São Luis governou a França por 56 anos, sempre mantendo
uma vida devota e se deixando guiar por príncipios cristãos
ao decidir os rumos do país.
Todos os fiéis têm plena consciência de que os atos especificamente religiosos (profissão da fé, prática dos atos de culto e dos sacramentos, doutrinas teológicas, comunicação recíproca entre as autoridades religiosas e os fiéis, etc.) permanecem fora das competências do Estado, que nem deve intrometer-se neles nem, de forma alguma, exigi-los ou impedi-los, a menos de fundadas exigências de ordem pública.

O ensinamento social da Igreja não é uma intromissão no governo de cada País. Não há dúvida, porém, que põe um dever moral de coerência aos fiéis leigos, no interior da sua consciência. “Não pode haver, na sua vida, dois caminhos paralelos: de um lado, a chamada vida ‘espiritual’, com os seus valores e exigências, e, do outro, a chamada vida ‘secular’, ou seja, a vida de família, de trabalho, das relações sociais, do empenho político e da cultura.

Escolhas e participação política que contrariem os princípios basilares da consciência cristã, não são compatíveis com a pertença a associações ou organizações que se definem católicas. Também devem recusar as posições e comportamentos que se inspiram numa visão utópica que resulta em uma espécie de profetismo sem Deus, orientando a paessoa para uma esperança unicamente terrena. Ao contrário, os cristãos são chamados a se empenharem decididamente na construção de uma cultura que proponha o património de valores e conteúdos da Tradição católica.

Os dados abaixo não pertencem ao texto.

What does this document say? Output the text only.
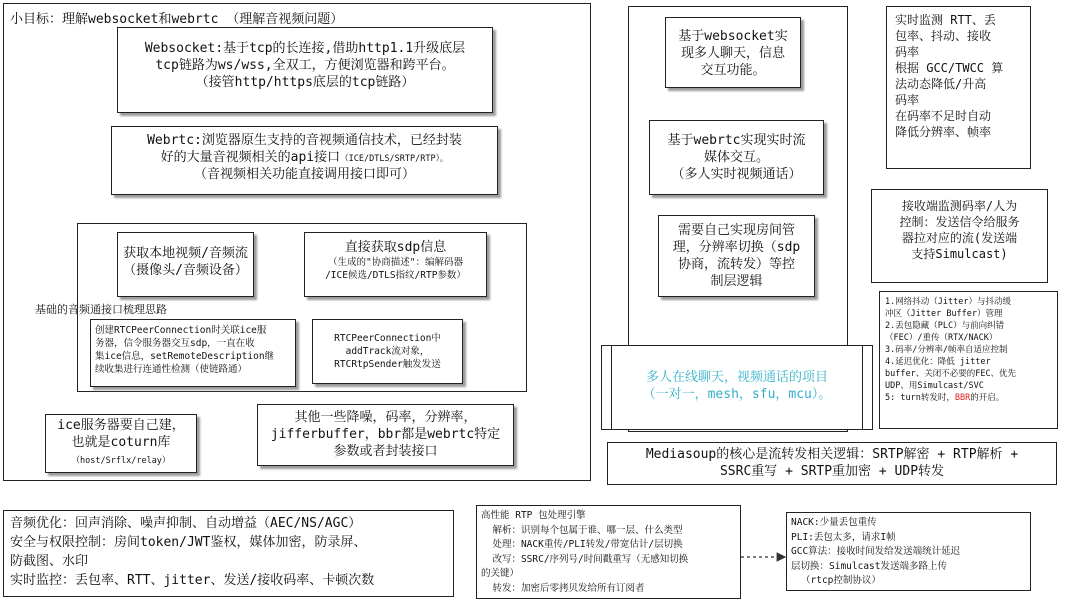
小目标：理解websocket和webrtc （理解音视频问题）
Websocket:基于tcp的长连接,借助http1.1升级底层
tcp链路为ws/wss,全双工，方便浏览器和跨平台。
（接管http/https底层的tcp链路）
Webrtc:浏览器原生支持的音视频通信技术，已经封装
好的大量音视频相关的api接口（ICE/DTLS/SRTP/RTP）。
（音视频相关功能直接调用接口即可）
基础的音频通接口梳理思路
获取本地视频/音频流
（摄像头/音频设备）
直接获取sdp信息
（生成的"协商描述"：编解码器
/ICE候选/DTLS指纹/RTP参数）
创建RTCPeerConnection时关联ice服
务器，信令服务器交互sdp，一直在收
集ice信息，setRemoteDescription继
续收集进行连通性检测（使链路通）
RTCPeerConnection中
addTrack流对象，
RTCRtpSender触发发送
ice服务器要自己建，
也就是coturn库
（host/Srflx/relay）
其他一些降噪，码率，分辨率，
jifferbuffer，bbr都是webrtc特定
参数或者封装接口
基于websocket实
现多人聊天，信息
交互功能。
基于webrtc实现实时流
媒体交互。
（多人实时视频通话）
需要自己实现房间管
理，分辨率切换（sdp
协商，流转发）等控
制层逻辑
多人在线聊天，视频通话的项目
（一对一，mesh，sfu，mcu）。
实时监测 RTT、丢
包率、抖动、接收
码率
根据 GCC/TWCC 算
法动态降低/升高
码率
在码率不足时自动
降低分辨率、帧率
接收端监测码率/人为
控制：发送信令给服务
器拉对应的流(发送端
支持Simulcast)
1.网络抖动（Jitter）与抖动缓
冲区（Jitter Buffer）管理
2.丢包隐藏（PLC）与前向纠错
（FEC）/重传（RTX/NACK）
3.码率/分辨率/帧率自适应控制
4.延迟优化：降低 jitter
buffer、关闭不必要的FEC、优先
UDP、用Simulcast/SVC
5: turn转发时，BBR的开启。
Mediasoup的核心是流转发相关逻辑：SRTP解密 + RTP解析 +
SSRC重写 + SRTP重加密 + UDP转发
音频优化：回声消除、噪声抑制、自动增益（AEC/NS/AGC）
安全与权限控制：房间token/JWT鉴权，媒体加密，防录屏、
防截图、水印
实时监控：丢包率、RTT、jitter、发送/接收码率、卡顿次数
高性能 RTP 包处理引擎
解析：识别每个包属于谁、哪一层、什么类型
处理：NACK重传/PLI转发/带宽估计/层切换
改写：SSRC/序列号/时间戳重写（无感知切换
的关键）
转发：加密后零拷贝发给所有订阅者
NACK:少量丢包重传
PLI:丢包太多，请求I帧
GCC算法：接收时间发给发送端统计延迟
层切换：Simulcast发送端多路上传
（rtcp控制协议）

Convém ainda recordar uma verdade que hoje nem sempre é bem entendida: o direito à liberdade religiosa está fundado sobre a dignidade da pessoa humana e, de maneira nenhuma, sobre uma inexistente igualdade entre as religiões e sistemas culturais humanos. Governos e a sociedade não devem, de modo algum submeter as pessoas à leis ou ações que visam restringir a procura da  religião e a adesão à mesma.

Por fim, lembramos São João Paulo II: “Queiram os fiéis exercer as suas atividades terrenas, unindo numa síntese vital todos os esforços humanos, familiares, profissionais, científicos e técnicos, com os valores religiosos, sob cuja altíssima hierarquia tudo coopera para a glória de Deus”

-- este texto é um resumo da "Nota Doutrinal sobre algumas questões relativas à participação e comportamento dos católicos na vida política" publicada pela Congregação para Doutrina da Fé, em 21 de Novembro de 2002, quando ainda era presidida pelo então Cardeal Ratzinger.